Monday, December 18, 2017

Yet Another Study: Racial Resentment Fueled Trump Vote


Republicans and lazy journalist continue to use the meme of economic uncertainty to explain the votes of whites who voted for Donald Trump.  However, at this point, study after study has documented that the really determining factor was racial resentment and by extension concerns about loss of white privilege and guaranteed social standing.   The current budget busting GOP tax bill shows the lie of those who claim that  it was their desire for "fiscal conservatism" that moved them to vote for Trump.  In short, these voters, if they will not admit their racial motivations, are deluding themselves and need to take a long, hard look at themselves in the mirror. Demographic change is a fact and despite the Trump/Pence regime's effort to allow racial discrimination and to allow Christofascists (a majority of whom, in my view are racists) to wage war on the LGBT community will not stop the changing nature of American society.  All this rear guard efforts will do long term is set the stage for an anti-white backlash at some future date.  A piece in Vox looks at the latest study on Trump voters' real motivations.  Here are excerpts:
More than a year after President Donald Trump won the election, there are still some questions about what drove him to victory: Was it genuine anxiety about the state of the economy? Or was it racism and racial resentment?
Over at the Washington Post, researchers Matthew Fowler, Vladimir Medenica, and Cathy Cohen have published the results of a new survey on these questions, with a focus on the 41 percent of white millennials who voted for Trump and the sense of “white vulnerability” that motivated them. The conclusion is very clear:
Contrary to what some have suggested, white millennial Trump voters were not in more economically precarious situations than non-Trump voters. Fully 86 percent of them reported being employed, a rate similar to non-Trump voters; and they were 14 percent less likely to be low income than white voters who did not support Trump. Employment and income were not significantly related to that sense of white vulnerability.
So what was? Racial resentment.
Even when controlling for partisanship, ideology, region and a host of other factors, white millennials fit Michael Tesler’s analysis, explored here. As he put it, economic anxiety isn’t driving racial resentment; rather, racial resentment is driving economic anxiety. We found, as he has in a larger population, that racial resentment is the biggest predictor of white vulnerability among white millennials. Economic variables like education, income and employment made a negligible difference.
To anyone who’s been following the research on this, the findings should come as little surprise. There have now been numerous studies that found support for Trump is closely linked to racial resentment, defined by Fowler, Medenica, and Cohen as “a moral feeling that blacks violate such traditional American values as individualism and self-reliance.”
This is crucial to understanding both Trump’s rise and how to overcome Trump. As a presidential candidate, Trump made all sorts of racist comments . . . . and deploying dog whistles about “law and order.”
The studies suggest that these kinds of comments and actions are not just incidental to Trump; they are at the core of his political success.
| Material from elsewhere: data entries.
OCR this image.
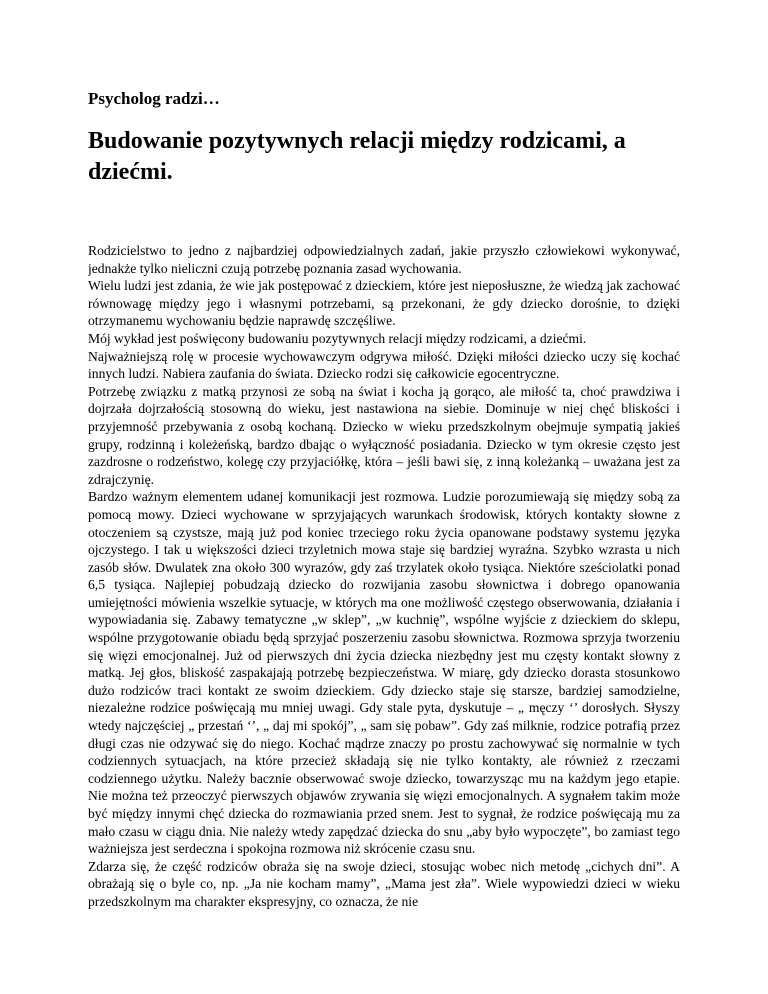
Psycholog radzi…

Budowanie pozytywnych relacji między rodzicami, a dziećmi.

Rodzicielstwo to jedno z najbardziej odpowiedzialnych zadań, jakie przyszło człowiekowi wykonywać, jednakże tylko nieliczni czują potrzebę poznania zasad wychowania.

Wielu ludzi jest zdania, że wie jak postępować z dzieckiem, które jest nieposłuszne, że wiedzą jak zachować równowagę między jego i własnymi potrzebami, są przekonani, że gdy dziecko dorośnie, to dzięki otrzymanemu wychowaniu będzie naprawdę szczęśliwe.

Mój wykład jest poświęcony budowaniu pozytywnych relacji między rodzicami, a dziećmi.

Najważniejszą rolę w procesie wychowawczym odgrywa miłość. Dzięki miłości dziecko uczy się kochać innych ludzi. Nabiera zaufania do świata. Dziecko rodzi się całkowicie egocentryczne.

Potrzebę związku z matką przynosi ze sobą na świat i kocha ją gorąco, ale miłość ta, choć prawdziwa i dojrzała dojrzałością stosowną do wieku, jest nastawiona na siebie. Dominuje w niej chęć bliskości i przyjemność przebywania z osobą kochaną. Dziecko w wieku przedszkolnym obejmuje sympatią jakieś grupy, rodzinną i koleżeńską, bardzo dbając o wyłączność posiadania. Dziecko w tym okresie często jest zazdrosne o rodzeństwo, kolegę czy przyjaciółkę, która – jeśli bawi się, z inną koleżanką – uważana jest za zdrajczynię.

Bardzo ważnym elementem udanej komunikacji jest rozmowa. Ludzie porozumiewają się między sobą za pomocą mowy. Dzieci wychowane w sprzyjających warunkach środowisk, których kontakty słowne z otoczeniem są czystsze, mają już pod koniec trzeciego roku życia opanowane podstawy systemu języka ojczystego. I tak u większości dzieci trzyletnich mowa staje się bardziej wyraźna. Szybko wzrasta u nich zasób słów. Dwulatek zna około 300 wyrazów, gdy zaś trzylatek około tysiąca. Niektóre sześciolatki ponad 6,5 tysiąca. Najlepiej pobudzają dziecko do rozwijania zasobu słownictwa i dobrego opanowania umiejętności mówienia wszelkie sytuacje, w których ma one możliwość częstego obserwowania, działania i wypowiadania się. Zabawy tematyczne „w sklep”, „w kuchnię”, wspólne wyjście z dzieckiem do sklepu, wspólne przygotowanie obiadu będą sprzyjać poszerzeniu zasobu słownictwa. Rozmowa sprzyja tworzeniu się więzi emocjonalnej. Już od pierwszych dni życia dziecka niezbędny jest mu częsty kontakt słowny z matką. Jej głos, bliskość zaspakajają potrzebę bezpieczeństwa. W miarę, gdy dziecko dorasta stosunkowo dużo rodziców traci kontakt ze swoim dzieckiem. Gdy dziecko staje się starsze, bardziej samodzielne, niezależne rodzice poświęcają mu mniej uwagi. Gdy stale pyta, dyskutuje – „ męczy ‘’ dorosłych. Słyszy wtedy najczęściej „ przestań ‘’, „ daj mi spokój”, „ sam się pobaw”. Gdy zaś milknie, rodzice potrafią przez długi czas nie odzywać się do niego. Kochać mądrze znaczy po prostu zachowywać się normalnie w tych codziennych sytuacjach, na które przecież składają się nie tylko kontakty, ale również z rzeczami codziennego użytku. Należy bacznie obserwować swoje dziecko, towarzysząc mu na każdym jego etapie. Nie można też przeoczyć pierwszych objawów zrywania się więzi emocjonalnych. A sygnałem takim może być między innymi chęć dziecka do rozmawiania przed snem. Jest to sygnał, że rodzice poświęcają mu za mało czasu w ciągu dnia. Nie należy wtedy zapędzać dziecka do snu „aby było wypoczęte”, bo zamiast tego ważniejsza jest serdeczna i spokojna rozmowa niż skrócenie czasu snu.

Zdarza się, że część rodziców obraża się na swoje dzieci, stosując wobec nich metodę „cichych dni”. A obrażają się o byle co, np. „Ja nie kocham mamy”, „Mama jest zła”. Wiele wypowiedzi dzieci w wieku przedszkolnym ma charakter ekspresyjny, co oznacza, że nie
If Democrats want to defeat him, they will need to overcome that racial resentment.
This is not a one-off finding. At this point, the evidence that Trump’s rise was driven by racism and racial resentment is fairly stacked.
One paper, published in January by political scientists Brian Schaffner, Matthew MacWilliams, and Tatishe Nteta, found that voters’ measures of sexism and racism correlated much more closely with support for Trump than economic dissatisfaction after controlling for factors like partisanship and political ideology.
Another study, conducted by researchers Brenda Major, Alison Blodorn, and Gregory Major Blascovich shortly before the election, found that if people who strongly identified as white were told that nonwhite groups will outnumber white people in 2042, they became more likely to support Trump.
And a study, published in November by researchers Matthew Luttig, Christopher Federico, and Howard Lavine, found that Trump supporters were much more likely to change their views on housing policy based on race. In this study, respondents were randomly assigned “a subtle image of either a black or a white man.” Then, they were asked about views on housing policy.  The researchers found that Trump supporters were much more likely to be impacted by the image of a black man.
The point, at least for me, is not to demonize Trump voters. The point is to understand them in order to better grasp what motivated them to vote for someone who ran a clearly bigoted campaign and who most voters agreed is unqualified for the nation’s highest office.
As Schaffner, MacWilliams, and Nteta wrote in their paper, there’s growing evidence that 2016 was unique — in that racism and sexism played a more powerful role than in recent presidential elections. “Specifically, we find no statistically significant relationship between either the racism or sexism scales and favorability ratings of either [previous Republican candidates] John McCain or Mitt Romney,” they wrote. “However, the pattern is quite strong for favorability ratings of Donald Trump.”